Spytano niektórych cudzoziemców o ich pogląd na niemieckiego ducha. Odpowiedziałem dość krótko i z pewną dozą goryczy, że niemieckiej duchowości zawdzięczam nade wszystko intelektualne ostrzeżenia. Zmuszała mnie przez całe życie do polemiki. Najcenniejsze nauki mogłem wyciągnąć nie z triumfów, lecz właśnie z klęsk niemieckiej tożsamości. Odpowiedziałem też całkiem szczerze, że szacunek, jaki żywię dla współczesnych Niemców, wynika z faktu, że oni sami, tak bardzo przecież obarczeni tradycją, umieli się z niej w znacznym stopniu wyzwolić i podjąć wysiłek dalszego rozwoju w ramach racjonalności.

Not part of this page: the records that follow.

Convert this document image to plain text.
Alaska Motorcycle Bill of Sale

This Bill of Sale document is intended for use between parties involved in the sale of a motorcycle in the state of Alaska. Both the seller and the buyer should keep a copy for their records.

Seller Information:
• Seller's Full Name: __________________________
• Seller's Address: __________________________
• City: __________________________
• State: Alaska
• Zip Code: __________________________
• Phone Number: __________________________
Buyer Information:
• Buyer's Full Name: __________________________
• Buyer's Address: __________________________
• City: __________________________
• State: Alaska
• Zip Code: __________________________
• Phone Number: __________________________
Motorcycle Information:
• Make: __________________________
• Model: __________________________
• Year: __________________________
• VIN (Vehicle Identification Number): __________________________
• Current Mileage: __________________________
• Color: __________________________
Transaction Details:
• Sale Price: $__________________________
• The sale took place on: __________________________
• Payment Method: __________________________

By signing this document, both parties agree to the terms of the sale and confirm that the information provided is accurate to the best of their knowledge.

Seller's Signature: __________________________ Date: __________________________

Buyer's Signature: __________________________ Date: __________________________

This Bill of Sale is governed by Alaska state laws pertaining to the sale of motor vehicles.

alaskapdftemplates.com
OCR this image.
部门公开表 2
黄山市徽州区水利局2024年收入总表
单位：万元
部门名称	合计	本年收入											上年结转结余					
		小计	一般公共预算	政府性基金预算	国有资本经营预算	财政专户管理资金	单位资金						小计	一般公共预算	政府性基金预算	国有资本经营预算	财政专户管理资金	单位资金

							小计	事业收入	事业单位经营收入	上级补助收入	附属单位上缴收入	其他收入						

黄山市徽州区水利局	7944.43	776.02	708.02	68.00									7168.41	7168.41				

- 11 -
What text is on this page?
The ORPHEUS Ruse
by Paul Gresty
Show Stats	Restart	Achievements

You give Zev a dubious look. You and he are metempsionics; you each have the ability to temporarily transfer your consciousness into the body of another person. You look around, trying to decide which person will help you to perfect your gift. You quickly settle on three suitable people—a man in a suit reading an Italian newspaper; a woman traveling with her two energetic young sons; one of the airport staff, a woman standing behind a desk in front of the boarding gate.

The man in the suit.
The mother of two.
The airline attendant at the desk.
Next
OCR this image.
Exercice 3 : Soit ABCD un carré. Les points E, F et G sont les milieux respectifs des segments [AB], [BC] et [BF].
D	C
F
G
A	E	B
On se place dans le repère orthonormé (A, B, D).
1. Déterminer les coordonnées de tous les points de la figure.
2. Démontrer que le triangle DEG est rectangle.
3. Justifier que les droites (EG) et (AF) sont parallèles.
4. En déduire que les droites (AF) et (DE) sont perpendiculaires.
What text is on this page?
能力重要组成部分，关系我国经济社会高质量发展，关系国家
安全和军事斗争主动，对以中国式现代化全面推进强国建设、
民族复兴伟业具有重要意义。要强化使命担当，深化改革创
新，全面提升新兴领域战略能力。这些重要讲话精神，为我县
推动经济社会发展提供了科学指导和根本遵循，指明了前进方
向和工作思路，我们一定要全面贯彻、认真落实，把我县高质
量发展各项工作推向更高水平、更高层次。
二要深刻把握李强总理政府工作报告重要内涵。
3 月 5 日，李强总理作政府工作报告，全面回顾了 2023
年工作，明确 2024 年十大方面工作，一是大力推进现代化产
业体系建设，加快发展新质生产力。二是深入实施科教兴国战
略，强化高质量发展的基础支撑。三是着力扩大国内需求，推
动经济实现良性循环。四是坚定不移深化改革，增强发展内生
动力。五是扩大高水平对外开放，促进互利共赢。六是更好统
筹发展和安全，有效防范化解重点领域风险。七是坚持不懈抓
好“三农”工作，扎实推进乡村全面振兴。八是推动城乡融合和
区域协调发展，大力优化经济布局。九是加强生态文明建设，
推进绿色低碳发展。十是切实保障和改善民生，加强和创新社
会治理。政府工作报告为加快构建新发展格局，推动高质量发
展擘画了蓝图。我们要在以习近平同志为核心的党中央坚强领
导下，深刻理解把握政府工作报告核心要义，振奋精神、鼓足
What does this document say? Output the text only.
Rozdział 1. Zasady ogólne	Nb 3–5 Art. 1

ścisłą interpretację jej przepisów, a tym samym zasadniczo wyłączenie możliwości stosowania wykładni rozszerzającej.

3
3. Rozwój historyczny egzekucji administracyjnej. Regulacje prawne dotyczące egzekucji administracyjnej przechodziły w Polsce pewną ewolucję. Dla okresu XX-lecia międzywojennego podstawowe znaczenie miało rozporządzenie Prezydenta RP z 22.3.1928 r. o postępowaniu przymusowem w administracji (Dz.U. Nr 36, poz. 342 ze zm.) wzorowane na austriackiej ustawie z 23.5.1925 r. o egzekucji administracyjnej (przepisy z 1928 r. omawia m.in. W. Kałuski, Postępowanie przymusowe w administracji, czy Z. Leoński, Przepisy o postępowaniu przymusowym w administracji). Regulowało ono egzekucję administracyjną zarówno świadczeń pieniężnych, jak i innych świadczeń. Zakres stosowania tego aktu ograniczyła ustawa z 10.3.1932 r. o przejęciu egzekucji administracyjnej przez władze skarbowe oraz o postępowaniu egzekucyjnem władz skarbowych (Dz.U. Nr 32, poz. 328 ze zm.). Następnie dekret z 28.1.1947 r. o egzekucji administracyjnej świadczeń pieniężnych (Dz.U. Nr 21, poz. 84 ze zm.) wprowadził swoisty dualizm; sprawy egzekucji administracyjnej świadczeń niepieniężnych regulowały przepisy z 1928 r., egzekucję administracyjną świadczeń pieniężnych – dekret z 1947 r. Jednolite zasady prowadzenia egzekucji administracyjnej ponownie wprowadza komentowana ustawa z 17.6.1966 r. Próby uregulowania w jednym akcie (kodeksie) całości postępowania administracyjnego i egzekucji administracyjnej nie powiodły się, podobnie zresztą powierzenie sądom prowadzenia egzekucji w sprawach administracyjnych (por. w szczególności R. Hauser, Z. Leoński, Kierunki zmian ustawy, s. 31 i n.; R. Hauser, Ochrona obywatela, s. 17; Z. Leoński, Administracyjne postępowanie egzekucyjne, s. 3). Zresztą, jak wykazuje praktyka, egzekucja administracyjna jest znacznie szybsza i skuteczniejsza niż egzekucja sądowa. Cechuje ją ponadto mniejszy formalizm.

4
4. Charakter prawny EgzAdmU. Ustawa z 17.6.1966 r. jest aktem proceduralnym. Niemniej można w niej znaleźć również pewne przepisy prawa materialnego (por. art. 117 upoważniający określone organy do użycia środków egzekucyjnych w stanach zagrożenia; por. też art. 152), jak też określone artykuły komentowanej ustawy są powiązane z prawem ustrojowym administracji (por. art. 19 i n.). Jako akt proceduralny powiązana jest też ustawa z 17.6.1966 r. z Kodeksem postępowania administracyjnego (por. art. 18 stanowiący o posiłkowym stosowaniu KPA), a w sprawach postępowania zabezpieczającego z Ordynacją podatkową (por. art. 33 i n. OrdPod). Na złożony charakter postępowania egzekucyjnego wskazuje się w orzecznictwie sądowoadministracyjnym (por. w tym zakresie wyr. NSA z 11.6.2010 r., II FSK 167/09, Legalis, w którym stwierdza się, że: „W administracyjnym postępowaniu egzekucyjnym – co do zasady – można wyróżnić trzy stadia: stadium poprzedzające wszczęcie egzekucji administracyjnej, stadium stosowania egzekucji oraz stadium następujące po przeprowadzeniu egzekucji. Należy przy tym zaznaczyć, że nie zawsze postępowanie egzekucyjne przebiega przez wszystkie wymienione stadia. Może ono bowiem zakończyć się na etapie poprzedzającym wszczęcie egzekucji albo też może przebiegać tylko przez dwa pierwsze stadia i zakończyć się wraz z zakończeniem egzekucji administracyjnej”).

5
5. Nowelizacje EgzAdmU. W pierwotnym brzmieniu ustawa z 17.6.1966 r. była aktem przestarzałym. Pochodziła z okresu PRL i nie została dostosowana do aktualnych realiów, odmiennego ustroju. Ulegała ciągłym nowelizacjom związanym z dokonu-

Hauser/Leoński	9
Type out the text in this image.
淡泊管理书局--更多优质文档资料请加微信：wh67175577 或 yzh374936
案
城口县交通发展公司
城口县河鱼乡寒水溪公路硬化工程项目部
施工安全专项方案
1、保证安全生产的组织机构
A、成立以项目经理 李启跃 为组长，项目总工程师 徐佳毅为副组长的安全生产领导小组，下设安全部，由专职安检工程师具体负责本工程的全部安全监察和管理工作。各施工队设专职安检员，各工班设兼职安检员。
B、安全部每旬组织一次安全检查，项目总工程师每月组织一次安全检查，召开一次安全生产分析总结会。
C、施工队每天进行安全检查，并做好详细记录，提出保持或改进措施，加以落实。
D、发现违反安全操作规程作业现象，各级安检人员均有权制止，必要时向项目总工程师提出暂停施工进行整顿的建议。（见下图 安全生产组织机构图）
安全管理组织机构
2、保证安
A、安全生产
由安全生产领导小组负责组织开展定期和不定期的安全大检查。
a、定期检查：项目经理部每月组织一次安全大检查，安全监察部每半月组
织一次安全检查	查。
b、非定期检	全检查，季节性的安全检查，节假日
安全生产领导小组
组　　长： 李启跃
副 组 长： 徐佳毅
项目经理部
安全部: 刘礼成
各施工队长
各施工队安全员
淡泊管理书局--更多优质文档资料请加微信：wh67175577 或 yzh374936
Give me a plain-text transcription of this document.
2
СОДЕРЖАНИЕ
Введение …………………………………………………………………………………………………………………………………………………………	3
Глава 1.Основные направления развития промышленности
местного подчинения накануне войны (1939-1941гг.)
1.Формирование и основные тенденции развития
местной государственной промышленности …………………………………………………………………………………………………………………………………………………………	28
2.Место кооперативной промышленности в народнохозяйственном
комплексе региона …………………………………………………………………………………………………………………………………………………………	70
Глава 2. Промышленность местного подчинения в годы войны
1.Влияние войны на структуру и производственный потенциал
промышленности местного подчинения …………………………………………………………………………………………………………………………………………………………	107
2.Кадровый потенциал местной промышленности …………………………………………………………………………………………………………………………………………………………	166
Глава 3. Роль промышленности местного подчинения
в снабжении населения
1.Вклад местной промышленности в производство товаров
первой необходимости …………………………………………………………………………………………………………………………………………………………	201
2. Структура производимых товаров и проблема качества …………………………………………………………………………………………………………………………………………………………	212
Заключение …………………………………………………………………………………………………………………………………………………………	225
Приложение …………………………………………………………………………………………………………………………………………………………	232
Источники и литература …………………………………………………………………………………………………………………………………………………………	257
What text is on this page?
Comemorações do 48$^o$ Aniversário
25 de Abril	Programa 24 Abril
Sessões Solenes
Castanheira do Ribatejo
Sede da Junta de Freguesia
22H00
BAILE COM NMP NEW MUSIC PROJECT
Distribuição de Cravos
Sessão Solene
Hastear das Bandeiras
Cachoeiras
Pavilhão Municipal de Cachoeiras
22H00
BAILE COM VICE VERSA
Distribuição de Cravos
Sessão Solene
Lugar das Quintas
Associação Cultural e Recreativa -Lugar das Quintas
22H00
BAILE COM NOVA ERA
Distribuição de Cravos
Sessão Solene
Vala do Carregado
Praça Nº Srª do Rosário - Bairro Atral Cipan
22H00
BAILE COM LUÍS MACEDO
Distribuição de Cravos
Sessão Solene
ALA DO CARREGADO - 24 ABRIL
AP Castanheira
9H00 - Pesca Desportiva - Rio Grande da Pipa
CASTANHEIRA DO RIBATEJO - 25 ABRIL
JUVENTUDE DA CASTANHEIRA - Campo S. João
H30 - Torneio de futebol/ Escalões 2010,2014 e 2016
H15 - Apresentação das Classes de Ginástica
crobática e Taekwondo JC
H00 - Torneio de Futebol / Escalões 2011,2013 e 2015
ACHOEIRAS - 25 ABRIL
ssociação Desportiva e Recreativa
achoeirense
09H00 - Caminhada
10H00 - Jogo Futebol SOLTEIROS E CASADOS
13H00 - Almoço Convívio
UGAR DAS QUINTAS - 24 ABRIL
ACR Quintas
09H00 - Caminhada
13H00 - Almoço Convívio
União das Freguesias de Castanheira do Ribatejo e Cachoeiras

Myślę, że niemiecka tożsamość była głęboko faustowska, opanowana tęsknotą do wielkości i siły, a także pragnieniem własnej doskonałości. Banalna egzystencja nie umiała sprostać tym aspiracjom. Dlatego Niemiec dręczony był rozpaczliwym, czasem wręcz histerycznym zmaganiem pomiędzy codziennością a wzniosłymi dążeniami. Kiedy po raz pierwszy zetknąłem się z niemiecką literaturą, byłem zdumiony, w jak straszny i niszczący konflikt wplątany był niemiecki czytelnik wobec własnej kultury. Poeci i myśliciele skłaniali go do postępowania rozumnego. Polega ono głównie na tym, że człowiek akceptuje własne ograniczenia. Natomiast tradycyjne wychowanie w domu, szkole, na wyższej uczelni, w całym niemal życiu publicznym nakazywało Niemcowi, by nieustannie zmierzał ku doskonałości. Był to rozpaczliwy konflikt duchowy ostatnich dwóch stuleci, który tyle nieszczęść sprowadził na Niemcy i świat.
Duch niemiecki, wbrew temu co stanowiło o jego wielkości i sile, nauczył mnie sceptycyzmu i umiejętności samoograniczeń, nade wszystko zaś nakłonił do buntu przeciw temu, co chciał mi narzucić. W polemice z kuszącym pięknem tych krajobrazów faustowskich zrozumiałem, lub może tylko usiłowałem zrozumieć, że w życiu człowieka wcale nie cnoty są istotne, lecz wartości, jakim te cnoty powinny służyć.